La table ronde « Pourquoi rencontrer un auteur ? » réunissait Martine Burgos et différents acteurs de manifestations littéraires. Pour Jean-Claude Tardif, auteur et animateur des rencontres « Le livre à dire », l’affinité avec l’esprit de la manifestation littéraire compte beaucoup, ainsi que la possibilité d’échange avec des gens de passage : rencontrer l’autre, alors que cet autre n’était pas présent durant l’acte d’écriture. Pour Michel Linden, médiateur littéraire, c’est l’envie de transmettre le plaisir éprouvé lors d’une lecture qui est moteur, et plus encore dans un lieu où l’on ne s’attend pas forcément à voir un écrivain, par exemple lors du Festival du cinéma nordique, entre deux films. Le fait d’aller contre « la mystique de l’écrivain », hors des phénomènes commerciaux, est important. Martine Burgos insiste sur le fait que si la dimension conviviale est positive, c’est ce qui se passe en amont qui fait la valeur de la rencontre : alors peut naître l’engagement, la vitalité du fait littéraire. Les conflits d’interprétation ou de positionnement esthétique deviennent publics et peuvent faire naître une vraie réflexion culturelle.

La table ronde « Comment renouveler les formes de la présence de l’auteur ? » rassemblait trois organisateurs de rencontres qui s’inscrivent dans la durée avec des publics divers (scolaires, centres sociaux, personnes âgées, maison -d’arrêt…). Selon Laëtitia Daget, le Salon livres et musiques de Deauville, en rassemblant des auteurs et musiciens (écrivains, paroliers, auteurs musiciens, biographes de musiciens…) donne lieu à des créations qui font que cette manifestation littéraire confine au spectacle. Laurent Brixtel, responsable de Normandiebulle (festival BD de Darnétal) insiste sur l’importance de la dédicace et de la présence d’un invité d’honneur médiatique pour attirer un large public qui peut découvrir des auteurs ou éditeurs qu’il ignorait. Éric Sénécal défend les axes culturel, éducatif et social sur lesquels reposent les rencontres avec des poètes d’aujourd’hui, proposées à la Maison de la poésie à Dieppe, en direction de publics très divers et avec un succès qui se mesure notamment à la quantité de livres (d’éditeurs très peu connus) vendus à Dieppe.
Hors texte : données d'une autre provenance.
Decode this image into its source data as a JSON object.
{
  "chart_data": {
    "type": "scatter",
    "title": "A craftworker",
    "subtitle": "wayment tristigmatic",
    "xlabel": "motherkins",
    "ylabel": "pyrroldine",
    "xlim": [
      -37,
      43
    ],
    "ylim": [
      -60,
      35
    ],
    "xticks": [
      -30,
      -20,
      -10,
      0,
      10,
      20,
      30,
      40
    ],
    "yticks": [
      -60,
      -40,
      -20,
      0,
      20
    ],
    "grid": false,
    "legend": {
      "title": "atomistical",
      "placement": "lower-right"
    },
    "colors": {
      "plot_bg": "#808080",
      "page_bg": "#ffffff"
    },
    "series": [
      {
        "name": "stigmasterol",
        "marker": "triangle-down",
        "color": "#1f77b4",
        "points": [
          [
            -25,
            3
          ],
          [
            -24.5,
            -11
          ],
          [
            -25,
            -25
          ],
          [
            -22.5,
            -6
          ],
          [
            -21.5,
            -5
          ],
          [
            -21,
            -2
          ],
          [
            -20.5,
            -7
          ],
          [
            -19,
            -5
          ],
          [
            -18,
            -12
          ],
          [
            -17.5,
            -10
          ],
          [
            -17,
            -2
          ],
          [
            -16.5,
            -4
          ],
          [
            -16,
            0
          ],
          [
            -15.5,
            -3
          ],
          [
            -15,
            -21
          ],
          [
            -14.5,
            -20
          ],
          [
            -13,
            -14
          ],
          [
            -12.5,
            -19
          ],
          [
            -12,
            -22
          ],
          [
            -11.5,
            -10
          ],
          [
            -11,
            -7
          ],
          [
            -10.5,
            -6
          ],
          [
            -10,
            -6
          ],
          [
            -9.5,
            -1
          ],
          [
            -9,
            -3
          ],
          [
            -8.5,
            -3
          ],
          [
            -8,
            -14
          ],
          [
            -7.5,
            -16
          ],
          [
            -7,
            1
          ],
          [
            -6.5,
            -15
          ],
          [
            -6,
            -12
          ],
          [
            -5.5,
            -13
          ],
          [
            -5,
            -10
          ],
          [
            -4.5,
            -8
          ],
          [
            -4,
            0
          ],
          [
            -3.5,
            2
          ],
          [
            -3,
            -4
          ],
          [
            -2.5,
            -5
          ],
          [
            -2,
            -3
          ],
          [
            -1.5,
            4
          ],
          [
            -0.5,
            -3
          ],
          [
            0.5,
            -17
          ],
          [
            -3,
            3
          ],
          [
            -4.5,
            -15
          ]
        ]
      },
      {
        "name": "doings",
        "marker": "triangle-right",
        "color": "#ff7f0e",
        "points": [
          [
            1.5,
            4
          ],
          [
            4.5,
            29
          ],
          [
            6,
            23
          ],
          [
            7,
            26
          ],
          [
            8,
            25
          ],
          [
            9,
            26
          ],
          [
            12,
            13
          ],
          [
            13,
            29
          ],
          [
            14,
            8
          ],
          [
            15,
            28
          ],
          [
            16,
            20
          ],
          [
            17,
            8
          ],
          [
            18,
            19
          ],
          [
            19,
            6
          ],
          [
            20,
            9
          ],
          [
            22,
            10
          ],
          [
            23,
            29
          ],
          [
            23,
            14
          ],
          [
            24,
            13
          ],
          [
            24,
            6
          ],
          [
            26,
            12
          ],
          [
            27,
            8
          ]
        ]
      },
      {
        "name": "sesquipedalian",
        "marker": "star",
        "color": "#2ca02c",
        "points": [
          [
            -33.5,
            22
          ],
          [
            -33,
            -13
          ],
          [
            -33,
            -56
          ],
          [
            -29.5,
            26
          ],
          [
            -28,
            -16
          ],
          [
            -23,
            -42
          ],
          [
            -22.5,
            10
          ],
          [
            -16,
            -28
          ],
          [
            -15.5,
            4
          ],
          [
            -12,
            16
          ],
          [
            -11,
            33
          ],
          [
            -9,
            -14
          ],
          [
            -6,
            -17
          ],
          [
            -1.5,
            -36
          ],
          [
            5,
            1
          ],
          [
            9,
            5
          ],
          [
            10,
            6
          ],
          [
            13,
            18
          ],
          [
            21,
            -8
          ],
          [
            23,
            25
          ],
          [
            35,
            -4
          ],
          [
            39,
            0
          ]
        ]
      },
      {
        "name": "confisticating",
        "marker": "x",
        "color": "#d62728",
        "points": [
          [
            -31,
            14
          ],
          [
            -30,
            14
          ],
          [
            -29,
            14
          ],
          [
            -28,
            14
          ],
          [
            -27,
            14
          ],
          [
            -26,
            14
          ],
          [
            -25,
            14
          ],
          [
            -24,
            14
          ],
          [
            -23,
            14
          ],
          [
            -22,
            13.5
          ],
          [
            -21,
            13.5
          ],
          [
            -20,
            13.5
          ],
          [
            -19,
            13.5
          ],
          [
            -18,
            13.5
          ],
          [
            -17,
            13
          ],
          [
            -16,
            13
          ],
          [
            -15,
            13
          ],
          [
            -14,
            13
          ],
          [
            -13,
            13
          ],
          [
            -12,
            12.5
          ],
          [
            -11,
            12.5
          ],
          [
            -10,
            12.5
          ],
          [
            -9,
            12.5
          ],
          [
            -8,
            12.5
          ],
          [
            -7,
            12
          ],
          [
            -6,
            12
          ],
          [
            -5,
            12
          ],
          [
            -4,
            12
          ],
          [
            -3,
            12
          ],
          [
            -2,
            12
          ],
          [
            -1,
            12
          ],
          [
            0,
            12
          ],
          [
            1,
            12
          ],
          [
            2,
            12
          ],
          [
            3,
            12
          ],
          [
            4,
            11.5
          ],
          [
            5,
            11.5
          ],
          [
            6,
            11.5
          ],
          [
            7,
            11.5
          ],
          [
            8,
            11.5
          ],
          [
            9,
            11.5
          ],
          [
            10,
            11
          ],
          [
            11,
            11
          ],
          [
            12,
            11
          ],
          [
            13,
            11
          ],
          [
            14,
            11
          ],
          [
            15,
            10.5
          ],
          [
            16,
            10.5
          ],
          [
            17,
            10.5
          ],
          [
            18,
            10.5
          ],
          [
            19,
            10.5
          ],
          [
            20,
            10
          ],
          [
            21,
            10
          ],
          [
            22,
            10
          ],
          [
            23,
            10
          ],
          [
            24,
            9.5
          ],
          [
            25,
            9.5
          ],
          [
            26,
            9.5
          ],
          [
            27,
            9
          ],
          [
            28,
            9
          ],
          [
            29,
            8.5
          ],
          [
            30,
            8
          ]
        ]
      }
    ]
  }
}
Statut et rémunération de l’auteur

Bénédicte Malaurent, sociologue, ancienne assistante sociale de la SGDL (Société des gens de lettres) est intervenue sur le statut et la situation sociale de l’auteur. Les auteurs ont des itinéraires singuliers mais ont souvent en commun le besoin d’écrire et la précarité. Les conditions d’adhésion à la SGDL ont été expliquées, ainsi que l’aide qu’elle peut apporter : modèles de contrat, écoute – très importante pour beaucoup d’auteurs très seuls –, assistance dans les « catastrophes » économiques et sociales ou les problèmes de santé liés à la précarité, information sur la retraite…

Claire Castan, chargée de mission Auteurs à l’ARL Paca, Matthieu Douxami, adjoint de direction à l’Agessa (Association pour la gestion de la sécurité sociale des auteurs) et Bénédicte Malaurent ont précisé avec clarté et rigueur le rôle de l’Agessa, les conditions d’affiliation (sur 20 000 écrivains recensés, 1 500 sont affiliés à l’Agessa, ce qui est différent de l’assujettissement, automatique dès publication) et les principes et dispositifs légaux de rémunération des auteurs dans le cadre de leurs différents types d’interventions. La brochure réalisée par Claire Castan, Comment rémunérer les auteurs ?, disponible sur le site de l’ARL Paca  *, est une très précieuse aide sur le sujet.